Posted: December 13, 2010 Filed under: Genealogy | Tags: Link Love
After a brief but profound post-Thanksgiving silence, people are writing and talking like the dickens again. (It’s the holidays. Had to get Dickens in there somewhere.) Links traffic has picked up accordingly.
Truth, at last: A fascinating and profoundly ironic article details how Nobel-laureate British geneticist Sir Paul Nurse discovered, quite by accident, a long-held family secret: The woman he knew as his sister was actually his mother. Sir Paul’s family story is a sadly familiar one — an unmarried girl pregnant and a family determined to keep this hidden. His attitude on discovering the truth: “There was such a stigma attached to illegitimacy then, but thankfully my mother’s situation would never happen now. That’s why I speak about it – because I feel I owe it to her to remove the shame she was made to feel and put things right for her.”
Look it up: At You Are Where You Came From, I got a kick out of Katie O’s post about the somewhat bewildering search terms (including the words “ghost” and “tragedy”) that led to repeat hits on her blog. I never get cool search terms like that in my stats. Not that I’m bitter or anything.

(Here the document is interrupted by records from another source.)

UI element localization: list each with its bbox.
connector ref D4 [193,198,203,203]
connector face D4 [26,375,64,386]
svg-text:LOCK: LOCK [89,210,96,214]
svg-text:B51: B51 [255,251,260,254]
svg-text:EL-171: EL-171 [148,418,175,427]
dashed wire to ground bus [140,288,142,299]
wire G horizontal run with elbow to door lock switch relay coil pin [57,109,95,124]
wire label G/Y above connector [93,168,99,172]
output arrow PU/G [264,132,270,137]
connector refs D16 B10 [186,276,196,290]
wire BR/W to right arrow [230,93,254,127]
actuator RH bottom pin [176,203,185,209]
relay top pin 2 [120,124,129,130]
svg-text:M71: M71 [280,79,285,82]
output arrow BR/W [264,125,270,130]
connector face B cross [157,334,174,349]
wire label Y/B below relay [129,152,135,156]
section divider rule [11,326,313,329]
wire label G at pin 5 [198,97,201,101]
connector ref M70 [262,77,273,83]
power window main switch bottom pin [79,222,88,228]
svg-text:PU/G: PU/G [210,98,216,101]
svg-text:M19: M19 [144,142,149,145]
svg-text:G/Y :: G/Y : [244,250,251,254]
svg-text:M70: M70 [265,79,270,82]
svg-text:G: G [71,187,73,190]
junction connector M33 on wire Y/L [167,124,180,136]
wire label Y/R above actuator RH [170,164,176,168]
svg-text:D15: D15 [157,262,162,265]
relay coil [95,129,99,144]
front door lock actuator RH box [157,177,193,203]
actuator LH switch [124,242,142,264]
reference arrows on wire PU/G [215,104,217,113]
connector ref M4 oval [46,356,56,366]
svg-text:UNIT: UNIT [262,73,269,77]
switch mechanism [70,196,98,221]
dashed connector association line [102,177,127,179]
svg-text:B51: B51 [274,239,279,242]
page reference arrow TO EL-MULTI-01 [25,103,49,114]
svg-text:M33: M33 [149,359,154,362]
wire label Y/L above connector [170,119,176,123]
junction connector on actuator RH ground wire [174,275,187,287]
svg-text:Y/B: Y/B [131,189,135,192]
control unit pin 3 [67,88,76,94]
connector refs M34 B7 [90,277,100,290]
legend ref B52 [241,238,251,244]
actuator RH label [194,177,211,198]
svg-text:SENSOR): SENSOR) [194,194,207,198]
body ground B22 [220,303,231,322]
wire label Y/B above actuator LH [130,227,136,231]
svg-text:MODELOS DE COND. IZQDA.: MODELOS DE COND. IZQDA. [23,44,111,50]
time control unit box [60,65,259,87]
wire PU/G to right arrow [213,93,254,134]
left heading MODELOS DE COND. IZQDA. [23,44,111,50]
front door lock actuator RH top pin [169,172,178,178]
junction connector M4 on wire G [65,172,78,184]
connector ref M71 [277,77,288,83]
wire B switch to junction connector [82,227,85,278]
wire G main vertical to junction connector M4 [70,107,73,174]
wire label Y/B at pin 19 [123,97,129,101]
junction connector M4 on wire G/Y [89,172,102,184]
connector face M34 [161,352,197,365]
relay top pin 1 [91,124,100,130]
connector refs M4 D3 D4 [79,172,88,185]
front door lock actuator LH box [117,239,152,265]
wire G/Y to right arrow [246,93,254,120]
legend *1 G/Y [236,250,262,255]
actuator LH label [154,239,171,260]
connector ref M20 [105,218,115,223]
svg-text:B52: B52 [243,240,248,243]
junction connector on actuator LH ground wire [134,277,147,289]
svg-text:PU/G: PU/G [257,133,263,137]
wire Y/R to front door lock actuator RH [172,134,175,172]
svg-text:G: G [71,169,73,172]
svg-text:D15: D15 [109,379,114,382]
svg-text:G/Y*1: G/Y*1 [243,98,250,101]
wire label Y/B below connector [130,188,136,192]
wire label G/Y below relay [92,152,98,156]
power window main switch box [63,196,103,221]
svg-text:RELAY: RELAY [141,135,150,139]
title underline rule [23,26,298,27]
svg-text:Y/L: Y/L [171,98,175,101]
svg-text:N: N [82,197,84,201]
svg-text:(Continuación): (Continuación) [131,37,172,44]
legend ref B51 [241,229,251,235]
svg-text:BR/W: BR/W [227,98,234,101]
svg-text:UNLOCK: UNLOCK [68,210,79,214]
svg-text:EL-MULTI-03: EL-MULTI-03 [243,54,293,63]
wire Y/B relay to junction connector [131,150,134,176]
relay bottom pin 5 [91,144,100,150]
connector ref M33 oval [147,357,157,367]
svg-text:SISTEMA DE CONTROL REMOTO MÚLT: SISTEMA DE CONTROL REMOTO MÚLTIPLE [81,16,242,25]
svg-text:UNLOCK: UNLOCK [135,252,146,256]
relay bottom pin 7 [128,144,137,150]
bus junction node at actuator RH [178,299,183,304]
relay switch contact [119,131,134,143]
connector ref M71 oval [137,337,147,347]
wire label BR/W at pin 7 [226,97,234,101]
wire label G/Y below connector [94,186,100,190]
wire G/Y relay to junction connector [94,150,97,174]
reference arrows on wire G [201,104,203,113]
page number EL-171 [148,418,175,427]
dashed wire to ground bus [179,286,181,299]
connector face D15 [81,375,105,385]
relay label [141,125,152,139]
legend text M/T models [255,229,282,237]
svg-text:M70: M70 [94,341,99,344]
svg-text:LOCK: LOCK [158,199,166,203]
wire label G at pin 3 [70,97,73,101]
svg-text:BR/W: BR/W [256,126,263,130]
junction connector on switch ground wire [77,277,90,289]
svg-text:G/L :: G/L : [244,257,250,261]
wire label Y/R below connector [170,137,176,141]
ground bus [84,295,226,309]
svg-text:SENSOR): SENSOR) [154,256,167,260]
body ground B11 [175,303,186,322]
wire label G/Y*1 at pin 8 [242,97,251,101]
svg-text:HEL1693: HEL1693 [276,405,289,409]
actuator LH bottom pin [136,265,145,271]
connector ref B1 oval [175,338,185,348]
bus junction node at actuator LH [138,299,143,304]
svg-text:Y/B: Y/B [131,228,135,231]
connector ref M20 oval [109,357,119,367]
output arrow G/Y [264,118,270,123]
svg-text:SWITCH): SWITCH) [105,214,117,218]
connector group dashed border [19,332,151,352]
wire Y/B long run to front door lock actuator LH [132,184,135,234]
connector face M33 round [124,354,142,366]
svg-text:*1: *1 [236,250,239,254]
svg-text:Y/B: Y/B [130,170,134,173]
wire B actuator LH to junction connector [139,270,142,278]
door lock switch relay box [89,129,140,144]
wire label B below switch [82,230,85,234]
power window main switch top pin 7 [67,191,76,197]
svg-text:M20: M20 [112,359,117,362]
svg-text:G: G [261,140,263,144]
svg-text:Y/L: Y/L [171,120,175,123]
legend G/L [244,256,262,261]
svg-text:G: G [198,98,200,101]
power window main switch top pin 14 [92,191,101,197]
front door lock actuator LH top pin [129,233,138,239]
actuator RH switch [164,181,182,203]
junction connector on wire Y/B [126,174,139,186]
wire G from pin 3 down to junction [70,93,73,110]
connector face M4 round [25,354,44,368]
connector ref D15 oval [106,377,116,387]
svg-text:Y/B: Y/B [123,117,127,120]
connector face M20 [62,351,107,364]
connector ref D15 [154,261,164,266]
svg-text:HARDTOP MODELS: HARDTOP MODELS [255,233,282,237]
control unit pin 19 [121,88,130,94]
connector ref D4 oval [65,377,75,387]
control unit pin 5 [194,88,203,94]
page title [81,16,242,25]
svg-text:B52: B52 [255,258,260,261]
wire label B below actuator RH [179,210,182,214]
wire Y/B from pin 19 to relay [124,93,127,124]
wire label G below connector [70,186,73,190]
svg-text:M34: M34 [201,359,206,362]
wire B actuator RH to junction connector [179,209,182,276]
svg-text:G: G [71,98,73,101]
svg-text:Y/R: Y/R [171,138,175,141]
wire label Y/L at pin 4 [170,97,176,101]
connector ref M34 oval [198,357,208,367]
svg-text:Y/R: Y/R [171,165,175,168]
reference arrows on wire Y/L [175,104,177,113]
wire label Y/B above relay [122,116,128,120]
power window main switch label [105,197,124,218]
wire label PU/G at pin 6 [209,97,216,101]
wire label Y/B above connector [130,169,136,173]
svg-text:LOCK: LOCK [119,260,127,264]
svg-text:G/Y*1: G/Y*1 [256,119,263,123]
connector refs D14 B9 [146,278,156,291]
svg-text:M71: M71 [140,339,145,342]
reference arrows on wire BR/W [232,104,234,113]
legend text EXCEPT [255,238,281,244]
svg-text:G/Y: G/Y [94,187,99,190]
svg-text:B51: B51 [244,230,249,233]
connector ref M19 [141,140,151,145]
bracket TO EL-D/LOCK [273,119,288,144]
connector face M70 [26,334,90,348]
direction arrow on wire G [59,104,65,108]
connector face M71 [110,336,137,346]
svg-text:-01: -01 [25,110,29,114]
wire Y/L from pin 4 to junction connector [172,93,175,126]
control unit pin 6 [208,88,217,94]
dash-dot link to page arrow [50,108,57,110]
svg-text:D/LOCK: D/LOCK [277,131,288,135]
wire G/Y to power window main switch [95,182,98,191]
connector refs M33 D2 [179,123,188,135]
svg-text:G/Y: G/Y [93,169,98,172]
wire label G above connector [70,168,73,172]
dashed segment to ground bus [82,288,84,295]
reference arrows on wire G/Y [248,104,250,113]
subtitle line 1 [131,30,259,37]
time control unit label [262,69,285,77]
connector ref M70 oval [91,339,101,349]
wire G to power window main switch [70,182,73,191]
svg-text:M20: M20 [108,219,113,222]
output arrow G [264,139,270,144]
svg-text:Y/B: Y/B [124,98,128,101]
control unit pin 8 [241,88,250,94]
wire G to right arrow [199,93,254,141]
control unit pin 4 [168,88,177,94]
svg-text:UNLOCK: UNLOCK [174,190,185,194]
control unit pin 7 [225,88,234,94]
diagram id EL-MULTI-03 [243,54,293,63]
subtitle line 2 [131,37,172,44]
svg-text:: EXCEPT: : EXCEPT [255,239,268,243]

Read before you shop: James Tanner is doing a series on cameras and genealogy. The first installment is a typically lucid overview of which features can be expected at which price points, and why even the most expensive camera will not yield good results if you’re a lousy photographer. Excuse me while I go enroll in a photography class now.
Paperless publishing: At Life’s Journey, Bob Kramp discusses his experiments in using electronic digital readers as an alternative to paper in publishing his research.
Ready or not: It’s never too early to plan for a major conference, as Dick Eastman makes clear in his roundup of hotel options near the May 2011 NGS conference in North Charleston, SC. Some of the closest hotels are already sold out.
Blood of heroes: Oh, DNA research, you make my head spin. And you generate the most amusing letters to the editor sometimes. Like this one from the Irish Times, explaining why half the planet is descended from Brian Boru.
Single-minded: The Washington Post recently eulogized William Addams Reitwiesner, a devoted (obsessed?) researcher whose dissections of presidential forebears made many headlines. A vivid portrait of a person consumed by a “passion for facts,” in the words of one colleague.
Have a happy week. May your to-do list shrink and your pile of wrapped presents grow.